Il decesso dell'imprenditore commerciale assume rilevanza, in sede concorsuale, con riferimento ad una duplice ipotesi: l'evento può verificarsi prima che sia emessa la sentenza dichiarativa di fallimento, ovvero in un momento successivo.
Premessa

Il decesso dell'imprenditore commerciale assume rilevanza, in sede concorsuale, con riferimento ad una duplice ipotesi: l'evento può verificarsi prima che sia emessa la sentenza dichiarativa di fallimento, ovvero in un momento successivo.

Entrambe le ipotesi sono disciplinate dalla legge fallimentare.

Il decesso dell'imprenditore ante fallimento

Il primo caso è trattato dall'art. 11 l. fall.

Tale norma è applicabile alle sole imprese individuali: essa presuppone una sorta di “sopravvivenza” del patrimonio d'impresa rispetto al proprio titolare, persona fisica.

L'art. 11 prevede, richiamando l'art. 10 l. fall., che la sentenza dichiarativa di fallimento non possa intervenire trascorsi dodici mesi dalla morte dell'imprenditore; analoga disposizione si applica per il decesso del socio illimitatamente responsabile di società di persone.
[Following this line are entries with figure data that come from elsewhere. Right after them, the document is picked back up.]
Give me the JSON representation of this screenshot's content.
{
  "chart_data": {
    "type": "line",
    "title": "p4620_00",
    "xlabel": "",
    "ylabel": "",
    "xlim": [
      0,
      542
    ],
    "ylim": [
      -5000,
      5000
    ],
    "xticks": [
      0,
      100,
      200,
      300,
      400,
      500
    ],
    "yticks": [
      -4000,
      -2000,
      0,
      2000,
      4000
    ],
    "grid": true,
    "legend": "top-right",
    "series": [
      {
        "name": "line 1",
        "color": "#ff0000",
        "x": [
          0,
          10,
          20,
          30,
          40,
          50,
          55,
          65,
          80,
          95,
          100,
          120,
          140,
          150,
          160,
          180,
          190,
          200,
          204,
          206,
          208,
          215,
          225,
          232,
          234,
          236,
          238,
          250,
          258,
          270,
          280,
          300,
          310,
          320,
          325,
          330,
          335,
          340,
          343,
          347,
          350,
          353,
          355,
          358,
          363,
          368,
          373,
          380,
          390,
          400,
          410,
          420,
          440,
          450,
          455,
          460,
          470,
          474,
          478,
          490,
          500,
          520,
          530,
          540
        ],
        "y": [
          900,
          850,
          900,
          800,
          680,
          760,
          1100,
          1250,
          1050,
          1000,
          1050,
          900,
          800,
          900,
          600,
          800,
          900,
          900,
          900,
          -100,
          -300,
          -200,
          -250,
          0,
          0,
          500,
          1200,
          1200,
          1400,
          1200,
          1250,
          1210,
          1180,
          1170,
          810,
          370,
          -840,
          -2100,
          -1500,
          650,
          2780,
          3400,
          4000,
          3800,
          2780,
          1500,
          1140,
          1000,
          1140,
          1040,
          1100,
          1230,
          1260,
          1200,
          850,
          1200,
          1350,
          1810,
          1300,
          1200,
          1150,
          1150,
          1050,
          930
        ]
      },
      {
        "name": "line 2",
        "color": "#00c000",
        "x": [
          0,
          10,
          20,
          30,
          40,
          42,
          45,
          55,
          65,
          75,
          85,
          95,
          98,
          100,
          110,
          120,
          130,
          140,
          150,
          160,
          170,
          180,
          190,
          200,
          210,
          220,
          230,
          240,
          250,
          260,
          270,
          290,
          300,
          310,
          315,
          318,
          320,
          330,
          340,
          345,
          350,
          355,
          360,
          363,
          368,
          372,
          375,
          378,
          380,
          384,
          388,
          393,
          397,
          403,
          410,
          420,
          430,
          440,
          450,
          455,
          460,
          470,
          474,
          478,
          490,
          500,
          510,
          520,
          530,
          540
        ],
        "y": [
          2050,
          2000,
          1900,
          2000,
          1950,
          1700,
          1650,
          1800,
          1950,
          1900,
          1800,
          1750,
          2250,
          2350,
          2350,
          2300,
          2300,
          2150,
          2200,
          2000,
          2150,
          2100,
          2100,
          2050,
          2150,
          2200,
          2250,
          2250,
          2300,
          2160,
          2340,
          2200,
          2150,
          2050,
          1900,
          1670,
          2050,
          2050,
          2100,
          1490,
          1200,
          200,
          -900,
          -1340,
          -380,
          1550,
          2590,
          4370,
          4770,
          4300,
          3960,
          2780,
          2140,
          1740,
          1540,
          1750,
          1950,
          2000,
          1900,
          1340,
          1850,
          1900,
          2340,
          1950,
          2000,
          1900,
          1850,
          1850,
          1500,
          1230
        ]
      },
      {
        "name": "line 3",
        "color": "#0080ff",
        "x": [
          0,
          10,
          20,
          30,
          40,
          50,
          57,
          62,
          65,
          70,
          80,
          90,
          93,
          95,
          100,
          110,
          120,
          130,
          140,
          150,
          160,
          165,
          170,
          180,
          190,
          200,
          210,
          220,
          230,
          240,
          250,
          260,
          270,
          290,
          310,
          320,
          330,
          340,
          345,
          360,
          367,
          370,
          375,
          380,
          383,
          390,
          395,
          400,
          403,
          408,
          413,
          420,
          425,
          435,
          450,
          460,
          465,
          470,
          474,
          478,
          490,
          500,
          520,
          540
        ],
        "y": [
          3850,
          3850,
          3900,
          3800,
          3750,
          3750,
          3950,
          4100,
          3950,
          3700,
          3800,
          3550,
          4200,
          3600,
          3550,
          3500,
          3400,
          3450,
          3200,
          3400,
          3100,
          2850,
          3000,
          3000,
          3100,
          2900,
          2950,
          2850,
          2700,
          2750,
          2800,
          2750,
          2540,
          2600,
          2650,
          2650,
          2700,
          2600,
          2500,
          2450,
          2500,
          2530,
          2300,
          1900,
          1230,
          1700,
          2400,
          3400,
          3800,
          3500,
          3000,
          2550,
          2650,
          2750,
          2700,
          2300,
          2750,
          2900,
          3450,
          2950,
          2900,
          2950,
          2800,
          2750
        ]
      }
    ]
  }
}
Trattasi di un termine perentorio, rispettato solo ove, entro l'anno dall'evento, sia pubblicata la sentenza dichiarativa di fallimento, non rilevando il semplice deposito del relativo ricorso.

Ove, prima del decesso del debitore, vi sia stata la cancellazione dal Registro delle Imprese – ovvero la cessazione dell'attività d'impresa –, il termine annuale retroagisce, decorrendo dalla cancellazione ovvero dalla cessazione dell'attività economica, e non dalla morte del fallito, ma è in facoltà del creditore e/o del pubblico ministero dar prova del momento in cui sia occorsa l'effettiva cessazione dell'attività d'impresa, ai fini della decorrenza del termine annuale.

Fermo tale limite annuale, lo stato d'insolvenza del debitore – presupposto del fallimento post mortem –può derivare anche da eventi successivi al suo decesso.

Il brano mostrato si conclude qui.